When you and a colleague both work on main, your histories can diverge. When you git pull, Git behaves in two ways:

Merge (Default): creates a “merge commit” that ties the histories together. This results in a messy, non-linear history graph if done frequently.
Rebase (Recommended): temporarily lifts your commits, pulls your colleague’s changes, and then replays your commits on top.

In data science projects, where identifying when a plot or number changed is critical, a linear history is valuable. I strongly recommend configuring Git to use rebase by default:

git config --global pull.rebase true

Now, when you git pull, your local changes will stay at the “tip” of the history, keeping the log clean.

9.3.3 Working with LLMs and Git: Managing AI-Generated Changes

When working with LLMs like GitHub Copilot, it’s crucial to review changes carefully before committing them. Git provides a powerful tool for this: interactive staging.

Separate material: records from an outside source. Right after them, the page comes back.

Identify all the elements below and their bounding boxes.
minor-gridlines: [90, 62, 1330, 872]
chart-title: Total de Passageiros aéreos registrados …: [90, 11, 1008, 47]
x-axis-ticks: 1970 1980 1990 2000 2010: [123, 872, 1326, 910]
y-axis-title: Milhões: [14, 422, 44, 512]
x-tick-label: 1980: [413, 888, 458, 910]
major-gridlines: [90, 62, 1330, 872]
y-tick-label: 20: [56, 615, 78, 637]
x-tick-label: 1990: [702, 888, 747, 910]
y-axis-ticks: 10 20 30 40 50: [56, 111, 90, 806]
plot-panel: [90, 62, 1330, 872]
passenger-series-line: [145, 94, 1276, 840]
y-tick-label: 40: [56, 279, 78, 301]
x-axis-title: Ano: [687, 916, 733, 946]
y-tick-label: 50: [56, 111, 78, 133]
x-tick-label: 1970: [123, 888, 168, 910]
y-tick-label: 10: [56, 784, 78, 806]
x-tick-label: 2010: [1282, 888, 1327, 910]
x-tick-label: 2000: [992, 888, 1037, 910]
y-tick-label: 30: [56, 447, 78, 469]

9.3.3.1 Interactive Staging: Accepting changes chunk by chunk

Git’s interactive staging feature (git add -p) is perfect for reviewing LLM changes. Instead of blindly adding all changes with git add ., git add -p lets you review each “hunk” (chunk of changes) individually.

Suppose an LLM refactored your Python script. You run:

git add -p analysis.py

Git will show you a chunk of changes and prompt you:

@@ -1,2 +1,4 @@
 # Load required libraries
 import pandas as pd
+import matplotlib.pyplot as plt
+import seaborn as sns
Stage this hunk [y,n,q,a,d,s,e,?]?

You can reply:

y: Yes, stage this (I approve).
n: No, do not stage this (I reject or want to edit later).
s: Split this hunk into smaller pieces (if the LLM did two unrelated things in one block).
e: Edit the hunk manually before staging.

This forces you to be the reviewer. It prevents “accidental” AI hallucinations (like deleting a critical import) from slipping into your repository.

9.3.3.2 Example LLM Workflow

Save state: git commit -m "Working state before LLM"
Prompt LLM: “Please refactor this function to be more efficient.”
Review: Run git diff to see what it did.
Select: Run git add -p and say y only to the parts that look correct.
Clean: Run git checkout . to discard the parts you rejected.
Verify: Run your unit tests!

This workflow ensures you maintain full control over your codebase while benefiting from LLM assistance.

9.4 Summary

In this chapter, we covered the safety protocols of professional software engineering:

Unit tests prove your code works and protect you from regressions.
Git workflows (Trunk-Based Development, Rebasing) keep your collaboration clean and history linear.
Code review (via Interactive Staging) is your primary defence against AI-generated bugs.